Gregor Rioch

Personal information
- Date of birth: 24 June 1975 (age 50)
- Place of birth: Sutton Coldfield, England
- Position(s): Defender

Team information
- Current team: Wigan Athletic (Sporting Director)

Youth career
- Luton Town

Senior career*
- Years: Team / Apps / (Gls)
- 1993–1995: Luton Town / 0 / (0)
- 1993: → Barnet (loan) / 6 / (0)
- 1995–1996: Peterborough United / 19 / (0)
- 1996–1999: Hull City / 106 / (10)
- 1999–2001: Macclesfield Town / 64 / (6)
- 2001–2002: Shrewsbury Town / 49 / (2)
- 2002–2003: Northwich Victoria / 38 / (3)
- 2003–2004: Shrewsbury Town / 19 / (0)
- 2003: → Northwich Victoria (loan) / 7 / (0)
- 2004: Leigh RMI / 0 / (0)
- Total:  / 308 / (21)

Managerial career
- 2004–2006: Køge BK

= Gregor Rioch =

English footballer (born 1975)

Gregor Rioch (born 24 June 1975) is an English football coach and former player. He is the Sporting Director of Wigan Athletic. His father is former Scotland International and Arsenal F.C. manager Bruce Rioch.

==Playing career==
Born in Sutton Coldfield, England, Gregor Rioch started his football career as an apprentice at Luton Town, During this time he joined Barnet on loan where he made his league debut at the age of 18 in a 4–2 defeat to Leyton Orient. He moved to Peterborough United in 1995, before joining Hull City a year later and becoming the club captain at the age of 22. After three years with the Tigers he joined Macclesfield Town, under the management of Sammy McIlroy and Gil Prescott. Rioch left the Silkmen on transfer deadline day in 2001 and joined Kevin Ratcliffe at Shrewsbury Town. He spent 18 months at the Salop and was a key player during the 2001–02 season that just missed out on a play-off place in the last game of the season.

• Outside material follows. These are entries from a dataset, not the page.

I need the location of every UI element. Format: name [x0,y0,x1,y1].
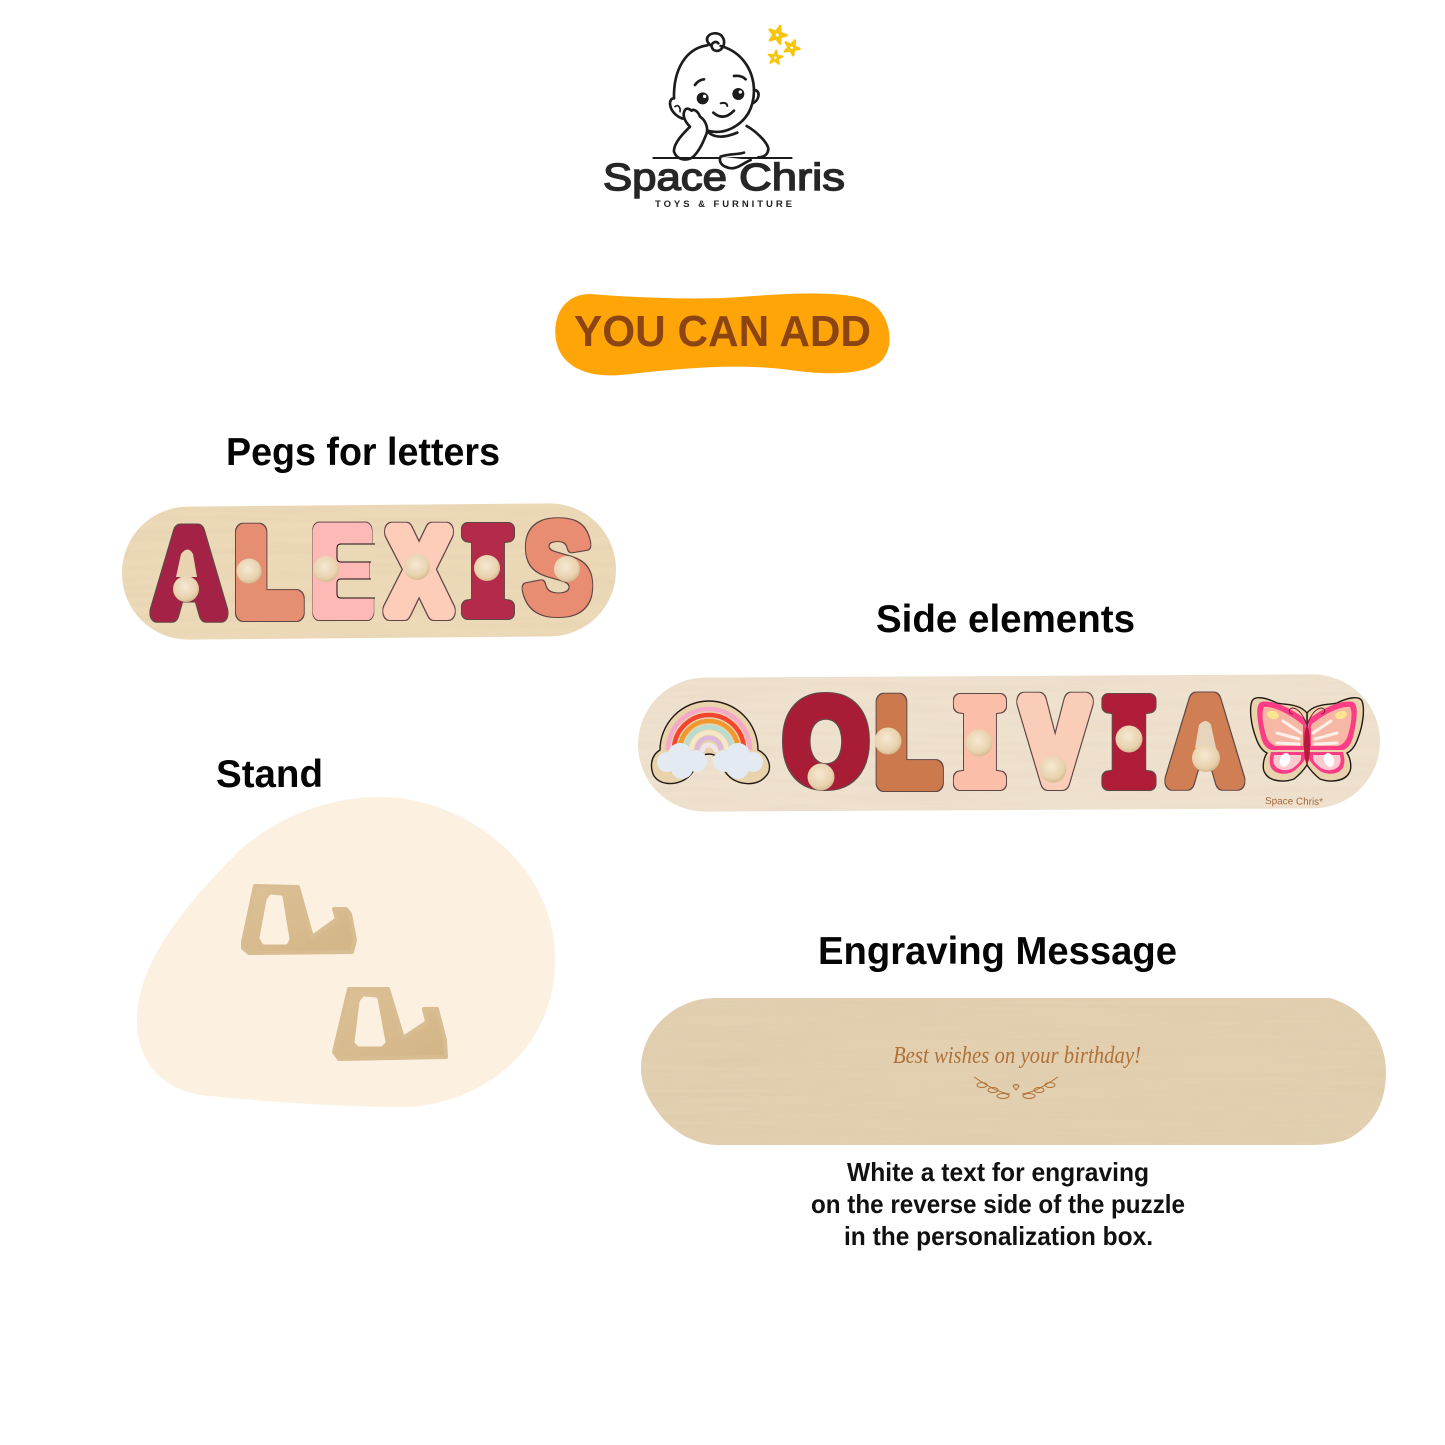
letters: ALEXIS: I [465,501,511,640]
puzzle board: OLIVIA [638,670,1380,815]
engraved board back [641,998,1386,1146]
heading: stand: Stand [216,753,323,796]
heading: side elements: Side elements [876,598,1135,641]
caption: engraving instructions: on the reverse side of the puzzle [811,1189,1185,1219]
letters: ALEXIS [155,499,592,640]
letters: OLIVIA: O [784,676,868,809]
engraved brand: Space Chris* [1265,796,1323,808]
side element: butterfly [1251,698,1363,781]
panel: stand blob [137,797,555,1107]
letter A counter [176,550,197,577]
puzzle board: ALEXIS [121,499,617,642]
wooden pegs [808,726,1220,790]
letters: OLIVIA: L [878,678,938,807]
logo tagline: TOYS & FURNITURE [655,199,792,210]
letters: OLIVIA: A [1171,678,1239,806]
letter A counter [1195,721,1216,748]
wooden stand 2 [334,989,446,1059]
logo wordmark [603,157,845,199]
logo wordmark: Chris [739,157,845,199]
wooden pegs [173,554,580,602]
letters: OLIVIA: I [957,672,1003,811]
letters: ALEXIS: A [155,510,223,638]
logo: Space Chris [603,24,845,210]
icon: yellow stars [767,24,802,64]
caption: engraving instructions [811,1157,1185,1251]
letters: ALEXIS: X [389,507,449,636]
badge: you can add: YOU CAN ADD [574,307,871,356]
letters: OLIVIA: I [1105,672,1153,810]
caption: engraving instructions: White a text for engraving [847,1157,1149,1187]
badge: you can add [555,293,890,375]
letter E notches [337,544,375,598]
caption: engraving instructions: in the personalization box. [844,1221,1153,1251]
letters: OLIVIA [784,672,1239,811]
heading: pegs for letters: Pegs for letters [226,431,500,474]
letters: ALEXIS: E [314,508,370,636]
engraved message: Best wishes on your birthday! [893,1043,1141,1069]
letters: ALEXIS: S [524,499,592,638]
letters: OLIVIA: V [1024,678,1086,806]
side element: rainbow [652,701,769,784]
letters: ALEXIS: L [237,508,299,636]
icon: baby leaning on hand [653,33,792,168]
engraved laurel [974,1077,1058,1098]
heading: engraving message: Engraving Message [818,930,1177,973]
logo wordmark: Space [603,157,727,199]
wooden stand 1 [243,886,355,953]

Rioch joined Northwich Victoria in 2002–03, before returning to Shrewsbury Town a year later for second spell under a new management regime of Jimmy Quinn and Dave Cooke who were previously in charge at Northwich Victoria. Rioch played 19 games for Shrewsbury Town that got promotion from the Conference back into the Football League via the play-offs.

Rioch returned to Northwich Victoria for a second spell in March 2003, this time on loan. He took the final game of the season as a caretaker manager following the sacking of Shaun Teale. Rioch finished an 11-year playing career with a short spell with Leigh RMI before going into management abroad.

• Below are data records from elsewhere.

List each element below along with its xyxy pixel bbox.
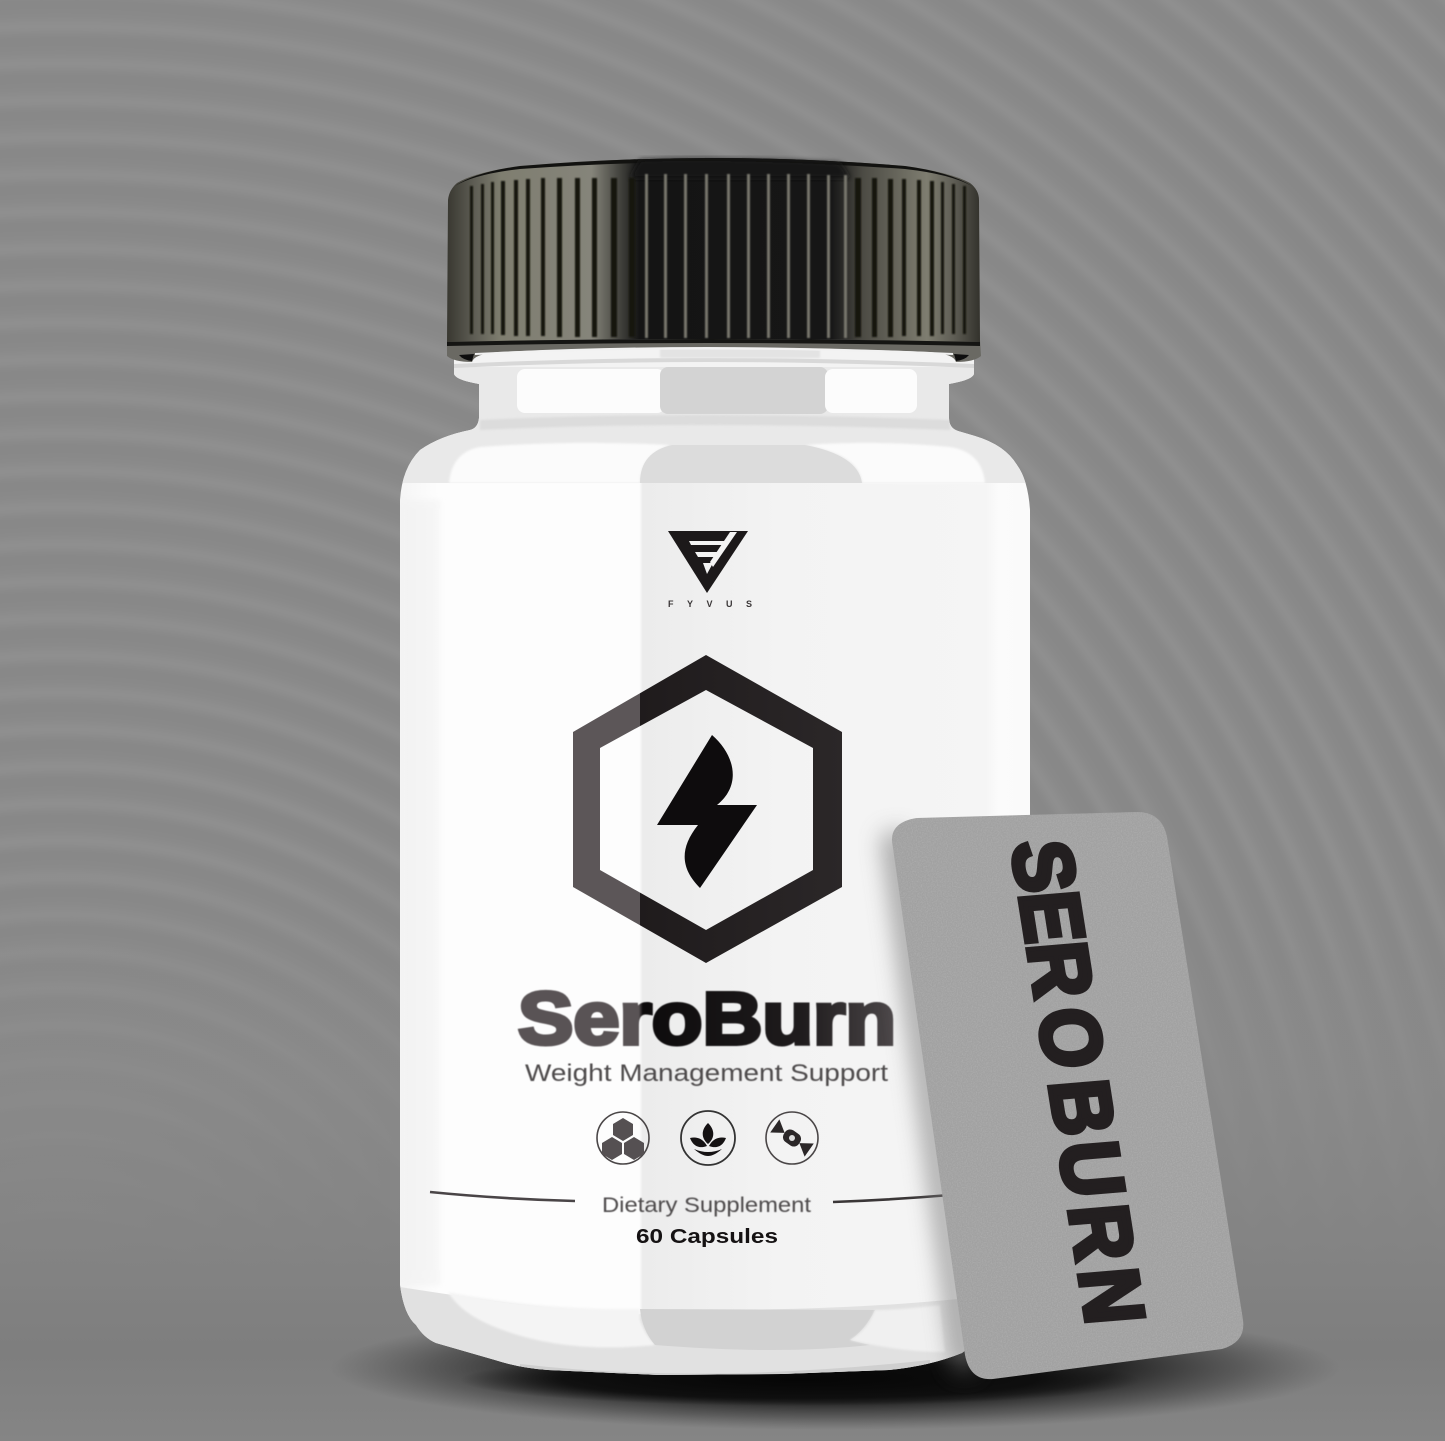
floor shadow bbox=[330, 1306, 1340, 1430]
card shape bbox=[892, 812, 1243, 1379]
subtitle: Weight Management Support bbox=[525, 1060, 888, 1087]
card texture bbox=[892, 812, 1243, 1379]
logo wordmark: FYVUS bbox=[668, 599, 752, 609]
icon: leaves bbox=[681, 1111, 735, 1165]
card shadow on bottle bbox=[882, 830, 975, 1370]
card wordmark: SEROBURN bbox=[992, 837, 1162, 1328]
capsule count: 60 Capsules bbox=[636, 1225, 778, 1248]
cap central dark top bbox=[630, 159, 850, 178]
product name: SeroBurn bbox=[518, 977, 896, 1060]
divider line right bbox=[833, 1195, 950, 1202]
icon: candy bbox=[766, 1112, 818, 1164]
leaning card bbox=[892, 812, 1243, 1379]
cap lip bbox=[447, 340, 981, 362]
cap shell bbox=[447, 158, 980, 342]
bottle cap bbox=[447, 158, 981, 362]
logo triangle mark bbox=[668, 531, 748, 593]
divider line left bbox=[430, 1192, 575, 1201]
bottle body and neck bbox=[390, 340, 1040, 1380]
supplement label: Dietary Supplement bbox=[602, 1194, 811, 1217]
bottle bbox=[390, 340, 1040, 1380]
FYVUS logo bbox=[668, 531, 752, 609]
hexagon emblem with lightning bolt bbox=[573, 655, 842, 963]
cap bottom edge bbox=[447, 339, 980, 346]
cap ribs light bbox=[645, 174, 847, 338]
cap top rim bbox=[455, 158, 972, 186]
icon: honeycomb bbox=[597, 1112, 649, 1164]
cap ribs dark bbox=[470, 178, 966, 337]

Scotland selected Rioch for one of their youth sides, but he was ineligible to play for the national team because neither Greg nor his parents were born in Scotland, even though his father had captained Scotland.

==Coaching career==
Rioch obtained a UEFA A licence coach at the age of 23 and became the holder of the UEFA Pro Licence coaching award in July 2011.

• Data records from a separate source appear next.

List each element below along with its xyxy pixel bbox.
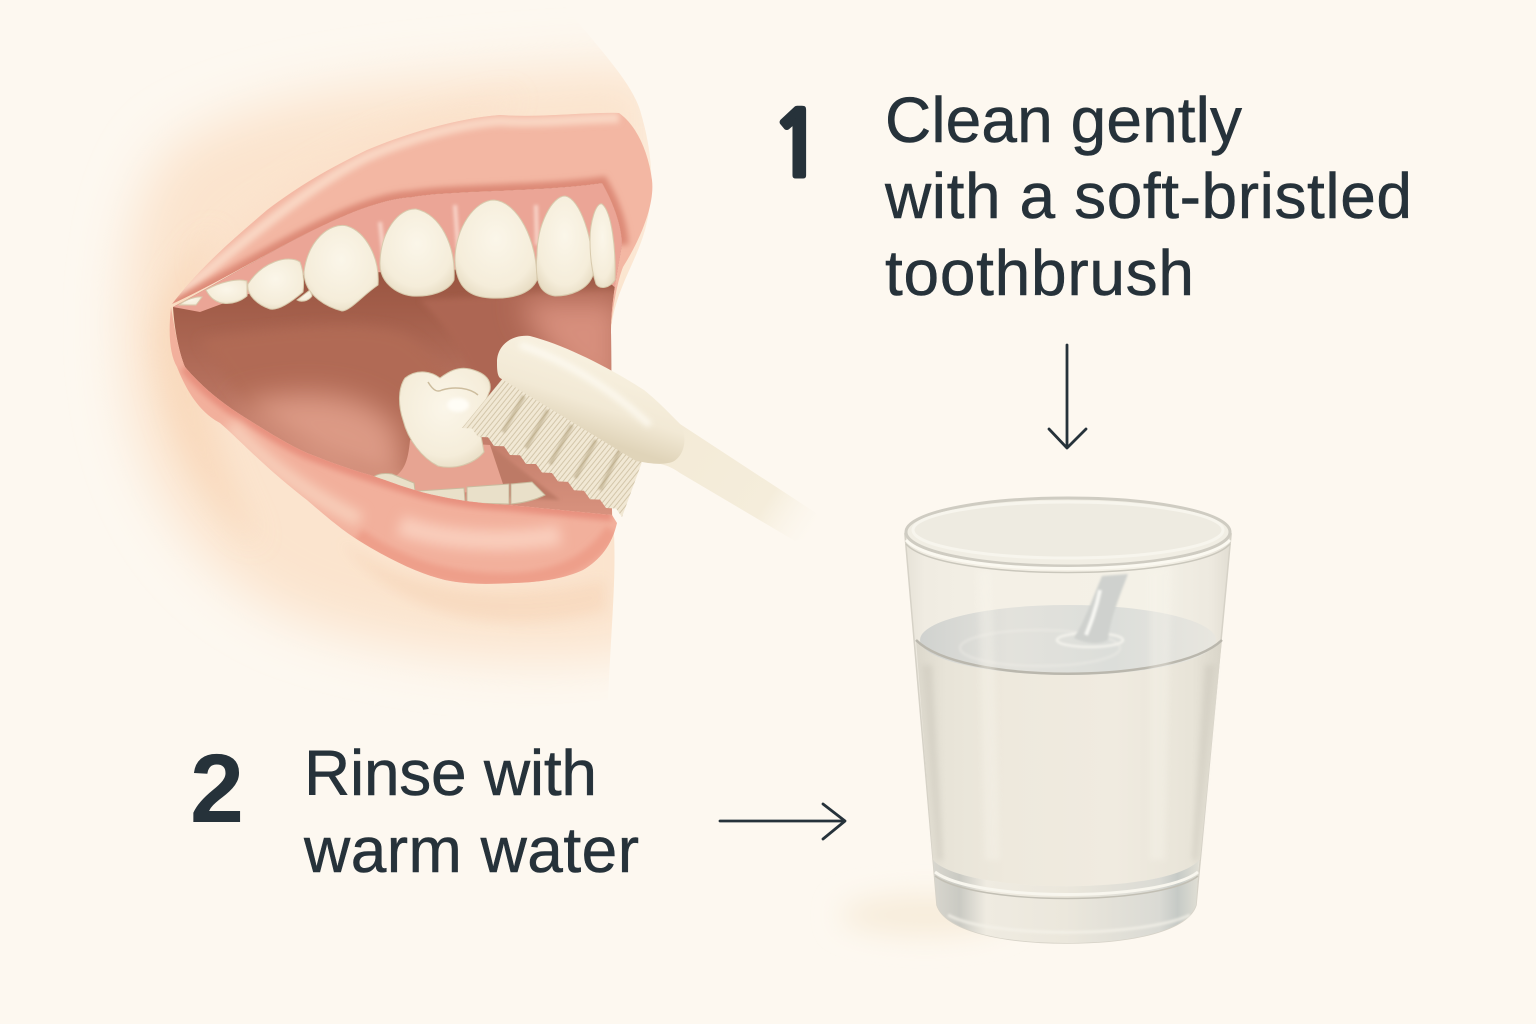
lower gum stem xyxy=(396,440,503,492)
step 1 text: Clean gently xyxy=(885,84,1242,156)
upper teeth xyxy=(179,196,615,311)
bristles xyxy=(462,379,642,517)
water stream xyxy=(1074,574,1128,643)
step 2 text: Rinse with xyxy=(304,737,597,809)
mouth interior xyxy=(173,183,622,515)
step 2 text: warm water xyxy=(303,814,639,886)
gums xyxy=(173,183,640,312)
molar tooth xyxy=(399,368,490,467)
arrow: right to glass xyxy=(720,804,845,839)
glass highlights xyxy=(978,565,1172,860)
water surface xyxy=(920,605,1216,675)
step 1 text: toothbrush xyxy=(885,237,1194,309)
water xyxy=(916,640,1222,886)
brush handle neck xyxy=(636,388,817,541)
brush head xyxy=(497,336,684,464)
lower teeth xyxy=(372,473,545,504)
upper lip xyxy=(172,112,652,322)
glass shadow xyxy=(840,895,1010,935)
illustration: mouth and toothbrush xyxy=(125,65,817,659)
back shadow beside stem xyxy=(493,450,558,500)
step 1 number: 1 xyxy=(770,101,825,190)
tongue xyxy=(244,334,410,472)
water side shading xyxy=(922,665,1215,860)
glass base xyxy=(933,860,1199,943)
lower lip xyxy=(160,300,630,590)
arrow: down to glass xyxy=(1049,345,1086,448)
water surface ripples xyxy=(960,630,1123,666)
water front line xyxy=(916,640,1222,674)
infographic canvas xyxy=(106,50,1408,944)
step 1 text: with a soft-bristled xyxy=(884,160,1412,232)
glass body xyxy=(905,535,1231,943)
face skin xyxy=(125,65,660,659)
glass of water xyxy=(840,498,1231,943)
shadow under lower lip xyxy=(372,568,604,621)
toothbrush xyxy=(462,336,796,530)
glass rim xyxy=(906,498,1230,572)
step 2 number: 2 xyxy=(190,734,244,843)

On leaving Leigh RMI, he was appointed manager of Danish club Køge BK. He spent two years as the youngest manager in Denmark at the age of 29 before returning to England in 2006 to coach Manchester City's under-17s, then their reserves. After only a year, he left to become the academy manager of Coventry City in 2007 and developed a number of talented players for the club's first team.

On 10 December 2013, it was announced that Rioch had joined Wigan Athletic as the club's new Academy Manager, and would be responsible for the club's young players between the ages of 9 and 21 years of age.

On 11 August 2023 it was announced that Rioch had been appointed as Sporting Director at Wigan Athletic, acting as the strategic lead for recruitment and all the club's football departments.